In Swedish Lapland, A Passionate Forager Celebrates The Region And Its People

Eva Gunnare, 50, lives in Jokkmokk, in Swedish Lapland, just north of the Arctic Circle. She describes it as a small town, with only about 2,500 inhabitants, but also the main town in a large area, so it has more facilities and activities than you'd expect.

"Jokkmokk is also a special meeting point for the [indigenous] Sámi people," she explains. "There is a big Sámi population, and this is the home of many Sámi organizations, schools, museums, and reindeer herding companies. Jokkmokk is my home, and a paradise that I never want to leave!"

Gunnare was born in Stockholm, where, she says, she was brought up on ready-to-eat supermarket food, though she says her mother was a great cook for special holidays and parties — and that she was given free rein to cook for the family as a child.

"My sister laughs at me sometimes," says Gunnare, "because when we talk about our shared memories, I always remember food we have eaten in all kinds of situations — something she never remembers. So food is truly something I always have treasured highly."

When she was 20, Gunnare first came to the mountains near Jokkmokk. "From then on," she says, "I've never wanted to move back to the south." About eight years ago, she started studying and working with food on a professional basis. "I'm a food creator and cultural guide, with wild local herbs and berries as my special knowledge and passion," she says.

"I think I live more aware and adjusted to the seasons than many other people," Gunnare says. "Here in the north, the seasons are so diversified and so very different: short days in the cold, snowy wintertime, and no darkness at all in the bright, warm summer. From spring (May) until autumn (September) I spend a lot of the days foraging wild herbs and berries in the mountains, meadows, forests, and moors around Jokkmokk. And all year around I have guided tours and cooking activities, both in Jokkmokk and around Sweden."

In 2011, a year after she took a yearlong course in Jokkmokk on traditional Sámi food, she started her company, called Essense of Lapland — the apparent misspelling of the first word deliberate, to evoke "sense."
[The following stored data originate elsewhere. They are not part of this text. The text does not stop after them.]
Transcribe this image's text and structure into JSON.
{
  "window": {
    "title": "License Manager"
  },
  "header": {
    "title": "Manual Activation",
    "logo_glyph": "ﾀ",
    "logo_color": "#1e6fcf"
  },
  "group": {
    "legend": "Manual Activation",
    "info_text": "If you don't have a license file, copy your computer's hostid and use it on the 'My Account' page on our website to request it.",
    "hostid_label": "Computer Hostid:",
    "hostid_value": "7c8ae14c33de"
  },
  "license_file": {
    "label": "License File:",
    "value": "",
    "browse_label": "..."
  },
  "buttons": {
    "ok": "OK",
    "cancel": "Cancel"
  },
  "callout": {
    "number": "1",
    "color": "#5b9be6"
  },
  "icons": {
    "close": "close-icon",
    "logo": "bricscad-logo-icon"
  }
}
"I was completely filled with knowledge, passion, and energy, and really wanted to use all of this in my own way," Gunnare explains, "so I started a business where everything I really enjoyed in life could come together: food, wild herbs, singing, storytelling, photography, and teaching about the nature and culture of Lapland. I work with different taste activities in the form of 'flavor shows.'"

These shows, conducted in Swedish or English, are, according to her website, "filled with stories, pictures, songs, and taste bites with lots of wild flavours." Examples of the food she serves include birch-flavored breadsticks with pine-shoot dipping sauce, salt-marinated char with mountain sorrel sauce, and chocolate pralines with brandy-pickled rowan berries.